流石に毎日3人に会うのはまずいと思うので今日は大人しく帰って来ました。
というのも、
『あんたいつまで独り身なんね!お見合い写真がいっぱい来よるっちゃけど?』
「ぜんぶ断ってくれんね?」
と私が言うと、
『よかとこのお嬢さんとかおるとよ?』
「いまはそんなの考えてられないからさ」
ほんとに今は何も考えていない。
『ほんに誰に似よらしたとかね?』
「そりゃ母さんでしょ?」
『はぁ、そうですか!もうしらんけんね』
と電話を切られたのは母さんからの見合いの件らしい。やはりあの時インタビューに答えるんじゃなかったな。
それにしてもどこがいいんでしょうね?
「さぁて、掃除でもしますか」
“ピンポーン”
「はいはい!どちら様ですか?」
「やっほー!」
「えっ!みなさん?」
来たのはアキラ達3人だった。
「どうしたの?」
「遊びに来た!」
「えぇ!まあいいですけど、女子高生が遊ぶところじゃありませんよ?しかもおっさんの家に上がり込むのはどうかと?」
これは困りましたね。
「いいじゃん!今日はカレーを作りに来ました!」
と袋を見せる。
「え?」
「あーしらも別に遊びに来たわけじゃないんだ」
「花嫁修行?ってやつですかね?」
とサトミがいうので、
「あはは、まぁそういうことなら毒見役は任せてください!」
「毒なんか入れないっつーの!」
「あはは!それよりファンレターの返事書いたら?」
「え?あぁ、まだ読んでる途中なんですよね」
「えっ?、全部に目を通すつもり?」
「まぁ、はい」
読まないと返事は書けませんしね。
「まぁそれよりチャチャッと作っちゃおう!」
「「おおー」」
私はいい匂いがする中でファンレターを読んでいるが。

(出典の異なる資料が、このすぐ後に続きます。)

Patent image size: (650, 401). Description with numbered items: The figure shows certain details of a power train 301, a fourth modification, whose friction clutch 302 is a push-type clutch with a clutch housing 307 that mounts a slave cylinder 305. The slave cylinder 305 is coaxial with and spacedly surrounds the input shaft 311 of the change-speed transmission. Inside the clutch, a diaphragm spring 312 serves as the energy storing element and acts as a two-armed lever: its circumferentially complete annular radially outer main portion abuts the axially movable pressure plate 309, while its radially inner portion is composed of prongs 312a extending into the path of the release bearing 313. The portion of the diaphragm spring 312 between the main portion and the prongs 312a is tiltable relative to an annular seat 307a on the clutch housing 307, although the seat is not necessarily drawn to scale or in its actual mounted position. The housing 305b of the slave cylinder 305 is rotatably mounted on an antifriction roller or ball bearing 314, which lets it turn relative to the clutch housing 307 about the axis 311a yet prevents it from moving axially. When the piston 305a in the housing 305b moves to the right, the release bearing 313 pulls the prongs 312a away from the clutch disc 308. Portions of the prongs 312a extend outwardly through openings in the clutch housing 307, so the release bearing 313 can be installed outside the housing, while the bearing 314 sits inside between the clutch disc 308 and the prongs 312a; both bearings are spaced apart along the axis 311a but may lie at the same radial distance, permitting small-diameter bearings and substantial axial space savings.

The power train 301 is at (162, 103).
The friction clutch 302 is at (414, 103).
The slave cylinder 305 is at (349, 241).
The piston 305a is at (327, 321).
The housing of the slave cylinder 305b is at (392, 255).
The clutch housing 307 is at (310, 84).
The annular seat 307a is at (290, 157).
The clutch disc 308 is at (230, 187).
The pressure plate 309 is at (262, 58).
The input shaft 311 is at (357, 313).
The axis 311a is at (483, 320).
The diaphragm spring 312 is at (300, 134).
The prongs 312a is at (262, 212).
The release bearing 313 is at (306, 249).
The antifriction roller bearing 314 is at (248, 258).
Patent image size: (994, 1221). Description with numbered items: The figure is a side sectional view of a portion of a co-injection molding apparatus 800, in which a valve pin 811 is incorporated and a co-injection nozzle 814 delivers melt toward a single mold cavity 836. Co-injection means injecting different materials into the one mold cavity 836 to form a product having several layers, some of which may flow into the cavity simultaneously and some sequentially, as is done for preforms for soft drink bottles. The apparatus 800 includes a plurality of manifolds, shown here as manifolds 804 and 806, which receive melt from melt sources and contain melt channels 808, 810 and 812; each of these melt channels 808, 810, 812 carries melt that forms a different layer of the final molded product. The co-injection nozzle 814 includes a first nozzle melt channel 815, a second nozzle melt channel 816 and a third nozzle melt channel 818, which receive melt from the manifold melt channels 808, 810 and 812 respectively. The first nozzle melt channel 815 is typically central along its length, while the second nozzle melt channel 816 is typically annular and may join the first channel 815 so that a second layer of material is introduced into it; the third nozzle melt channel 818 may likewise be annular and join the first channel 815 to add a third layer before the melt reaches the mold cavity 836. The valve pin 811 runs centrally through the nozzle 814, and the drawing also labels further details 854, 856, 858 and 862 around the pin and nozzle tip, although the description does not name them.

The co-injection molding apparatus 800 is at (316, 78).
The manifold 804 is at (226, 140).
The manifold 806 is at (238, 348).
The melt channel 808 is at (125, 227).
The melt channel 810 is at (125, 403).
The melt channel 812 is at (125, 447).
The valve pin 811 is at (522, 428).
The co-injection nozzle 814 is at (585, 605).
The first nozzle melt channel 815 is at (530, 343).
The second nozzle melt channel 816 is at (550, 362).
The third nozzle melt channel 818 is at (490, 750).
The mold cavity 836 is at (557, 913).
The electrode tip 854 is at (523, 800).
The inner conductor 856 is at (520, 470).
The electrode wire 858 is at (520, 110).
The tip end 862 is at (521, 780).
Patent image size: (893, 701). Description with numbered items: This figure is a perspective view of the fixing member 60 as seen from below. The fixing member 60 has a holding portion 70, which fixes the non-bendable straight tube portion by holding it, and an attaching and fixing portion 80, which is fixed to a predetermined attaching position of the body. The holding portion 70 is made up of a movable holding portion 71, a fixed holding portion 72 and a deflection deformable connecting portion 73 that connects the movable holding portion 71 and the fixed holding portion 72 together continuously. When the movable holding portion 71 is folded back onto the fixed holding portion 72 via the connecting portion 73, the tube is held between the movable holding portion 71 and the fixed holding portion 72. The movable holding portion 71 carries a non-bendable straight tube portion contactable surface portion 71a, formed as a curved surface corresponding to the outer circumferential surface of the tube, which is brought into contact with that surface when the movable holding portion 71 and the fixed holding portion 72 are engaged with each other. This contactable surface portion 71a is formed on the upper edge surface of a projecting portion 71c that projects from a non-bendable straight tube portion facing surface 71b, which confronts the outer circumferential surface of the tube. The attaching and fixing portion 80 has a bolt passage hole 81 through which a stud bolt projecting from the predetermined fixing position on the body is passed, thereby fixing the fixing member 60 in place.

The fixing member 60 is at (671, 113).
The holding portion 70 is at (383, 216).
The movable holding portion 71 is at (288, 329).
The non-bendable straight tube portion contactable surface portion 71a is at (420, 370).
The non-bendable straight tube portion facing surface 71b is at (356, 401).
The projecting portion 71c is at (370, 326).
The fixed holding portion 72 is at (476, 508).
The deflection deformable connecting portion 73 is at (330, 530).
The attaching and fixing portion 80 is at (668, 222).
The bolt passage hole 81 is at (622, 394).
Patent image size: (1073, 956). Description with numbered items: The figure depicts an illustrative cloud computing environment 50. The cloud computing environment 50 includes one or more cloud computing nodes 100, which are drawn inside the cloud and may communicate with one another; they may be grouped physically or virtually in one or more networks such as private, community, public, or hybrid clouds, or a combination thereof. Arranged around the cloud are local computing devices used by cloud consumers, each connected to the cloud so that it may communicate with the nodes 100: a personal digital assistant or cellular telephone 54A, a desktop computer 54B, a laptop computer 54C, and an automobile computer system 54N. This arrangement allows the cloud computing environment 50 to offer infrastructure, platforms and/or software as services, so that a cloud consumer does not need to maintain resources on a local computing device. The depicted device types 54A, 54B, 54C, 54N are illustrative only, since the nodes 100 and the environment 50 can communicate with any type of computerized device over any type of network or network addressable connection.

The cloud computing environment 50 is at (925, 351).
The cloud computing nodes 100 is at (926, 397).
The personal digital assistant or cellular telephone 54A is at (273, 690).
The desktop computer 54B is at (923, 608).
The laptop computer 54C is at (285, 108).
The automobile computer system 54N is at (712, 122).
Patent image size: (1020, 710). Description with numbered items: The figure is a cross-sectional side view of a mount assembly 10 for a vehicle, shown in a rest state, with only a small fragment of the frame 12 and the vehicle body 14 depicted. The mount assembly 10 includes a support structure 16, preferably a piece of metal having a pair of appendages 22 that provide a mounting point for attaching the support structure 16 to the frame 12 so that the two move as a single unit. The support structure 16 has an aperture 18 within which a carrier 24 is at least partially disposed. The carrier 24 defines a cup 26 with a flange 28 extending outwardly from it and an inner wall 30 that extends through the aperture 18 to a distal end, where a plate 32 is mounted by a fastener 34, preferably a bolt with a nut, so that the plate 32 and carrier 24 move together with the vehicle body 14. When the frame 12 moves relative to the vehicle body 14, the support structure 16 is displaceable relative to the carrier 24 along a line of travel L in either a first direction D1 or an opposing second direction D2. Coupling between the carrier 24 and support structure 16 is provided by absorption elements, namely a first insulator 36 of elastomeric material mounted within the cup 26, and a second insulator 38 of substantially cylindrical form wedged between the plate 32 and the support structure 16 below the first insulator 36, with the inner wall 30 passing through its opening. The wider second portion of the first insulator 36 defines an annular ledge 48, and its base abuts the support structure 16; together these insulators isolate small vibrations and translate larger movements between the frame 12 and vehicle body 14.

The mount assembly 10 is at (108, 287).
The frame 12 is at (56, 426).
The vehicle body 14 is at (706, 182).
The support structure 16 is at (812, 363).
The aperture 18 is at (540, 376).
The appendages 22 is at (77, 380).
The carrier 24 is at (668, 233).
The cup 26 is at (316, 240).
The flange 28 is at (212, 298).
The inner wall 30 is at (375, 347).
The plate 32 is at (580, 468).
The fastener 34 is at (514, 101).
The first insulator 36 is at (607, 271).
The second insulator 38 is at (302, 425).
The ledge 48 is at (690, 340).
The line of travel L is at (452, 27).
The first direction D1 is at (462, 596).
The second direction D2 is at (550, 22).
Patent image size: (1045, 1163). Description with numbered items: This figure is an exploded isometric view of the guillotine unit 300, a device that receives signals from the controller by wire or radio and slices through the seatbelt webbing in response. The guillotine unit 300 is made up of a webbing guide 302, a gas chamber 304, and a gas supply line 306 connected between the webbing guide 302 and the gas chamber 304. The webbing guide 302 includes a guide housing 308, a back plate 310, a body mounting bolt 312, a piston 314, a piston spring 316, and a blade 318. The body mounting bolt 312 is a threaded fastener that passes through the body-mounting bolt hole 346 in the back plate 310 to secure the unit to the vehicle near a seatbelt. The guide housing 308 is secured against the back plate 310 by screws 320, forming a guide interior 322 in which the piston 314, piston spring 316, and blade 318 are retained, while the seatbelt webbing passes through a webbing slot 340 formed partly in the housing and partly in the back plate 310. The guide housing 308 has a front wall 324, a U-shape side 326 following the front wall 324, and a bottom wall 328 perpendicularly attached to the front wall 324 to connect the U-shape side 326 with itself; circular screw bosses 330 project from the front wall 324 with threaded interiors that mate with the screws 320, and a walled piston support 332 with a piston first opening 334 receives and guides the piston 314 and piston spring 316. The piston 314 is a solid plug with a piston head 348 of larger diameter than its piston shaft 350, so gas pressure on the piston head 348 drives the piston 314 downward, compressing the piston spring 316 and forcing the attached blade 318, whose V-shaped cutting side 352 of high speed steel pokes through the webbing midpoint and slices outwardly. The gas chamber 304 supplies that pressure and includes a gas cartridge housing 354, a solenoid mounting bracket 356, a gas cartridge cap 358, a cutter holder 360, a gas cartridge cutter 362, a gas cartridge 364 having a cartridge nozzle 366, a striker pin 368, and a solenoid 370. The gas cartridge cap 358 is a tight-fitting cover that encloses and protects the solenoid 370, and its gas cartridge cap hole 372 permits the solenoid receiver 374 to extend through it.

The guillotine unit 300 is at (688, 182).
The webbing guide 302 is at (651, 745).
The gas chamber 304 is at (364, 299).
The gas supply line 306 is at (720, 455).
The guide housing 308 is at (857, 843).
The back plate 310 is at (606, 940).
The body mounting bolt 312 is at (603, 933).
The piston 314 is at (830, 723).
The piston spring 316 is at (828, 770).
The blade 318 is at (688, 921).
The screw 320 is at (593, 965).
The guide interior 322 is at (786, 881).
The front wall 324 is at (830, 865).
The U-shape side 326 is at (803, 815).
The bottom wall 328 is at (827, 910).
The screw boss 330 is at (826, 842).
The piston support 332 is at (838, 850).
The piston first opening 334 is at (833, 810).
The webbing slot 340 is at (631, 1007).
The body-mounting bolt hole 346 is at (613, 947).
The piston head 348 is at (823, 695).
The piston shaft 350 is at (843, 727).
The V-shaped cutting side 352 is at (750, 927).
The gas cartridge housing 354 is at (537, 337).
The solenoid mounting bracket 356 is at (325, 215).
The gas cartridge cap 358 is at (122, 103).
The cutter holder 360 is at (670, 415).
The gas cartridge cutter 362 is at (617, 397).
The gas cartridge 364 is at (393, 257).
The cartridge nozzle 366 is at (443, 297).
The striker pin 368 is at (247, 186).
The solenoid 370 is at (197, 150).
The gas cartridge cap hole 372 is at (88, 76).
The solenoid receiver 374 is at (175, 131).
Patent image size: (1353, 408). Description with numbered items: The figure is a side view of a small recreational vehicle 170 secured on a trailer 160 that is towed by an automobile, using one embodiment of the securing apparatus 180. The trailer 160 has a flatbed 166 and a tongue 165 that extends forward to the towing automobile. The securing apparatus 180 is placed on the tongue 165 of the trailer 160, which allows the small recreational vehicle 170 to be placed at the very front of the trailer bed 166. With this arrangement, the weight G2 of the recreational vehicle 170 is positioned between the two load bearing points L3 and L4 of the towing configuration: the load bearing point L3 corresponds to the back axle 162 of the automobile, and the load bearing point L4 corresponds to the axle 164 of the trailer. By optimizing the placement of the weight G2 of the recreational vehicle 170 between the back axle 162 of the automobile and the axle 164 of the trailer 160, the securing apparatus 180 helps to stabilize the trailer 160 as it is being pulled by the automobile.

熱狂的すぎて怖い内容もありますね。
丁重にお断りしなくてはいけませんね。
背筋がゾクゾクとする中でもう出来上がったようですね。
「ホントはもっと煮込んだ方が美味しいと思うけど!」
「まぁ、大量に作ったから明日もカレーだ!」
「あはは。カレーは好きですからいいですよ」
ふんわりとスパイシーな香りが鼻をくすぐりますね。
「ほい!3人の特製カレーだ」
「うわぁ!美味しそうですね」
と見た事ない食器ですね。
「よかったお皿も買って来といて」
「え、お皿まで!大丈夫ですか?」
「あぁ、100均のだから気にしないで!」
「あぁ、最近は100均でなんでも揃うんですね」
最近の100均は凄いですね。
「あはは、それより食べよ!」
「はい!いただきます」
「「「いただきます」」」
「う!美味っ!美味しいですね」
本当に美味しいです。
「うん!美味しくできた」
「あはは、最高じゃん」
「美味しいですねー」
女子高生が家に来てカレーを作ってくれるなんて…ありえないですね。
「ふぅ、おかわりまでしちゃいましたよ!」
「あーしももうお腹いっぱい」
「あははふたりともたべすぎ」
「美味しかったですもんね」
この幸せなカレーが明日も食べれるなんていいんでしょうか?いいんですよね。
「じゃーね!」
「残さず食べるんだよ!」
「また作りに来ますね」
と3人と別れて部屋に戻りゴロリと横になる。
はぁ、3人ともいい子だな。
おっさんの俺なんかを気遣ってくれる。
俺には何が出来るだろうか?
あの子達の盾であり剣になることができるだろうか?
また明日からダンジョンを頑張ろう!
そしてアキラの時のように盾となり、今度は剣となれるべく努力しよう。